The Year In Safety & Security: From COVID To Crowding, A Year Of Challenges

Day N Vegas
Allen J. Schaben / Los Angeles Times Getty Images
– Day N Vegas
MANNING THE BARRICADES: Security helps a young man out of the crowd and over a barricade before Don Toliver performs on the Frank Stage on the second day of the three-day Day N Vegas hip-hop music festival at the Las Vegas Festival Grounds on Nov. 13.

Crowd control was a chief challenge for venues in 2021, which started with operators ramping up policies and protocols for COVID mitigation in order to reopen, continued with sometimes uneven mandates requiring vaccination or negative test proofs, and ended with the specter of 10 dead concertgoers after a crowd crush in front of the stage at Houston’s Astroworld festival Nov. 5.  

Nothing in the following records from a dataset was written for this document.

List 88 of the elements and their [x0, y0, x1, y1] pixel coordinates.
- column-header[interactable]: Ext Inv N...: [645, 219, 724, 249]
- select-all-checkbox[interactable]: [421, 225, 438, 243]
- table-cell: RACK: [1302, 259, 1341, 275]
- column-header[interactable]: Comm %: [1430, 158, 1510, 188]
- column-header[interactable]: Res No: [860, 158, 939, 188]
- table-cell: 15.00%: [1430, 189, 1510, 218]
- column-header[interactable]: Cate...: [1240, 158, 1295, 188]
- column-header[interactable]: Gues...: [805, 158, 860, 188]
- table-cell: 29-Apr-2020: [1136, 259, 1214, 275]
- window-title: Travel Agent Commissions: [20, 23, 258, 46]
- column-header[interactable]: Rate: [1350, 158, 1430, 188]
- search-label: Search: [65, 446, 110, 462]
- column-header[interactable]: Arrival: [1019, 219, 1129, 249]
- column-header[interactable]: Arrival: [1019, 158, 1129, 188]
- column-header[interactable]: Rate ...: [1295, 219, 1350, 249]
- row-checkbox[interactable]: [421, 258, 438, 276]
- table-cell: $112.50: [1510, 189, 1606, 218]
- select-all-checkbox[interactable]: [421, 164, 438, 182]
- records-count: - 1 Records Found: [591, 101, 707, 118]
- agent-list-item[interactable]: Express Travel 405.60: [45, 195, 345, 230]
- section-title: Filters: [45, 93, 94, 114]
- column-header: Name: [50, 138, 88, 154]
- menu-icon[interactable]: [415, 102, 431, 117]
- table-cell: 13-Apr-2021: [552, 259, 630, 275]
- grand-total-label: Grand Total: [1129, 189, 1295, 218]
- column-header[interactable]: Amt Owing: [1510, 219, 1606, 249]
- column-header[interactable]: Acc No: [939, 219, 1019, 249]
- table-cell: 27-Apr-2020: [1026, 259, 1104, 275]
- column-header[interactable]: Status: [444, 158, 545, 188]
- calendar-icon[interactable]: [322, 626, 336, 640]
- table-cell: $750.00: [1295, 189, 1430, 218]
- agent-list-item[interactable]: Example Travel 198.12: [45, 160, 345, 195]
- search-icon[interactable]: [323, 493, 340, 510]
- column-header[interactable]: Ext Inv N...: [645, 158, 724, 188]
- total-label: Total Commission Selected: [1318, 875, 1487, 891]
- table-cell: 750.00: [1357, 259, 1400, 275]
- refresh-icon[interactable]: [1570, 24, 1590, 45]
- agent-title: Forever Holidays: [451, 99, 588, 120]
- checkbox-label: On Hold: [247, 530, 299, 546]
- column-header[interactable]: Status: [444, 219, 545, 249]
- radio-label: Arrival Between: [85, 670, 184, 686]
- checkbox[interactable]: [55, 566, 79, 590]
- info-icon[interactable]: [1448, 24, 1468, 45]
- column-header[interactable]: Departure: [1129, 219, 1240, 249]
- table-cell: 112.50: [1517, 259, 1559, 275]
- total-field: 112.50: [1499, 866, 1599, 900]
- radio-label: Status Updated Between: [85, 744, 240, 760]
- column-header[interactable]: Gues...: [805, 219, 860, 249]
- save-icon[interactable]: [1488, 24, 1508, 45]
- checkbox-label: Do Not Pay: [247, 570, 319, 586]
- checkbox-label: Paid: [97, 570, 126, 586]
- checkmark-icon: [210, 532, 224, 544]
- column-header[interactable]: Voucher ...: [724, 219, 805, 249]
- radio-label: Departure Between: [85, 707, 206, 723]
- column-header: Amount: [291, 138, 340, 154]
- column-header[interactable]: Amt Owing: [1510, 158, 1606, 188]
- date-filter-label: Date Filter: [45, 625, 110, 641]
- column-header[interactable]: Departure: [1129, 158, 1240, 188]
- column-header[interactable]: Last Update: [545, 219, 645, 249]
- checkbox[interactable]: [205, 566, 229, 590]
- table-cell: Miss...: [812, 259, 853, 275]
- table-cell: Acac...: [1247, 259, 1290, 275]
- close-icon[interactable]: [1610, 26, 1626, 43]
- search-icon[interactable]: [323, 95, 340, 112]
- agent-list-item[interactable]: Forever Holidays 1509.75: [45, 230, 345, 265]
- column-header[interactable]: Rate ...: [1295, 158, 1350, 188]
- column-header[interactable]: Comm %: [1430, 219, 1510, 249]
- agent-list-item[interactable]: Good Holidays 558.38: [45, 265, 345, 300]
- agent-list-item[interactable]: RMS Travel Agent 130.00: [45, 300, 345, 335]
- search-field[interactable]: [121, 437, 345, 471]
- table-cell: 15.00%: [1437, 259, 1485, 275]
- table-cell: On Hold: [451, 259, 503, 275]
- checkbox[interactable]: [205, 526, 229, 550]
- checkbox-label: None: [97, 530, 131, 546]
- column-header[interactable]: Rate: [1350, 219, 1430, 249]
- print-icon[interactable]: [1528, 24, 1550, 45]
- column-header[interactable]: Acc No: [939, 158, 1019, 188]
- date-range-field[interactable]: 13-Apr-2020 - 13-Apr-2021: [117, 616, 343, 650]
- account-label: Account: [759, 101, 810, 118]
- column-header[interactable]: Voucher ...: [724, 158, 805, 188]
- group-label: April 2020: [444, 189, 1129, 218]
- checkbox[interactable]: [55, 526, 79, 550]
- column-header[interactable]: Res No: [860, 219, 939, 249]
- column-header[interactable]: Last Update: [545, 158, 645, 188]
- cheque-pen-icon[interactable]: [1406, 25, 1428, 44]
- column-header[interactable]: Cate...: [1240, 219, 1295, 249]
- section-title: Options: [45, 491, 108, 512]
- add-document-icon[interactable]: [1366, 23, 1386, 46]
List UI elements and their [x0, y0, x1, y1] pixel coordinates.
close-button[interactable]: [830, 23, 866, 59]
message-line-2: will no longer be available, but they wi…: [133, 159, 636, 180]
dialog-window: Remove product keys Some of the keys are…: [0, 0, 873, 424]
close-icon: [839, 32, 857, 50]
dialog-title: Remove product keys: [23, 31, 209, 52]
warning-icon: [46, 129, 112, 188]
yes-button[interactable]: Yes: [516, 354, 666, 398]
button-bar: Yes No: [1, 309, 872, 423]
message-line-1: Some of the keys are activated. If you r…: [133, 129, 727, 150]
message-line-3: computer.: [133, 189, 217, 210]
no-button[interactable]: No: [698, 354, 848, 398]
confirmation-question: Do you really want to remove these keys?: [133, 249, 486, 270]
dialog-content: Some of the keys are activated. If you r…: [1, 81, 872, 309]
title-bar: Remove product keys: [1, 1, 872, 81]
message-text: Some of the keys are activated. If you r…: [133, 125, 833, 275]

Deadly crowd crushes, unfortunately, are not new. But more than a year of the near-total shutdown of concerts is, and whether pent-up exuberance to see favorite artists played a role in the situation at Astroworld is a matter for investigators to address. 
And while tightly packed, largely unmasked events have taken place since Lollapalooza staged successfully in Chicago July 29-Aug. 1 with more than 100,000 fans per day in attendance, COVID is far from an unfortunate historical footnote. As Pollstar goes to press, the Delta variant continues to surge and a new Omicron variety is quickly spreading.  
With shows moving back indoors for the winter, states continue to apply sometimes wildly different rules and restrictions on mass gatherings, with New York City recently announcing that as of Dec. 14, its “Key To NYC” program will require New Yorkers aged 12 and older to show proof of two vaccine doses, unless they’ve had the single-dose Johnson & Johnson vaccine, in order to enter entertainment venues. Children aged 5-11 will need to have proof of at least one shot. 
Yet many cities and states across the country have no restrictions at all. 
But by and large, the industry seems to have navigated the COVID landscape well. With nearly 400,000 spinning Grant Park turnstiles, 203 Lollapalooza-related COVID infections were reported after the festival. In September, 10 cases were reported by Sonoma County health officials in the wake of BottleRock Napa Valley in California, which required vaccination or negative test proof to enter the Labor Day Weekend fest.
Venue officials may breathe easier about checking vaccination cards and making sure audiences are as infection-free as possible when opening their gates. But what people, especially young people who have been cooped up for more than a year of pandemic, do once they enter those gates remains a wild card that not only vexes security experts but, as we saw in November, can have tragic results.
“Because we have seen too many heartbreaking incidents like this before, it is tempting to rush to judgment about the causes of this one,” Event Safety Alliance President Steve Adelman says. 
Addressing factors like security staffing, crowd management training, response time, barricades, and incitement, Adelman points to American National Standards Institute document ES1.9-2020, the most recent publication of crowd management standards, drafted and edited, and continually reviewed and updated by ESA, IAVM and other professionals. 
A number of questions being asked of the Astroworld atmosphere leading to the report crowd surge need to be asked and answered, and all of which are addressed by ESI1.9 2020, he says.
“We really need to take an all-hazard approach to crowd behavior and crowd dynamics,” says Mark Herrera, director of education for the International Association of Venue Managers. 
Herrera was named to Gov. Greg Abbott’s Texas Task Force on Concert Safety in response to the Astroworld festival deaths. “It’s about really knowing and understanding the kind of energy crowds are going to bring and really start training teams on how to identify behavioral patterns, patterns that aren’t conducive to an environment,” Herrera said earlier this year.
Almost forgotten in the year of COVID and the catastrophic crowd surge in Houston is the potential for terrorism – domestic or otherwise – at mass gatherings including live entertainment events. 
Security of lines into and out of events, along with post-event clustering, are serious issues all venues must come to grips with, according to security consultant Dan Donavan, founder and managing partner of security firm Stratoscope. 
And, coming full circle, COVID measures may have an unintended ripple effect – health and safety measures like social distancing and timed entry affect length and duration of lines, creating another potential security hazard and further need to secure lines. 
As the industry moves into 2022, safety and security stakes are higher than ever. With more and deadlier threats to public gatherings, it’s incumbent upon the business to rise to the challenges.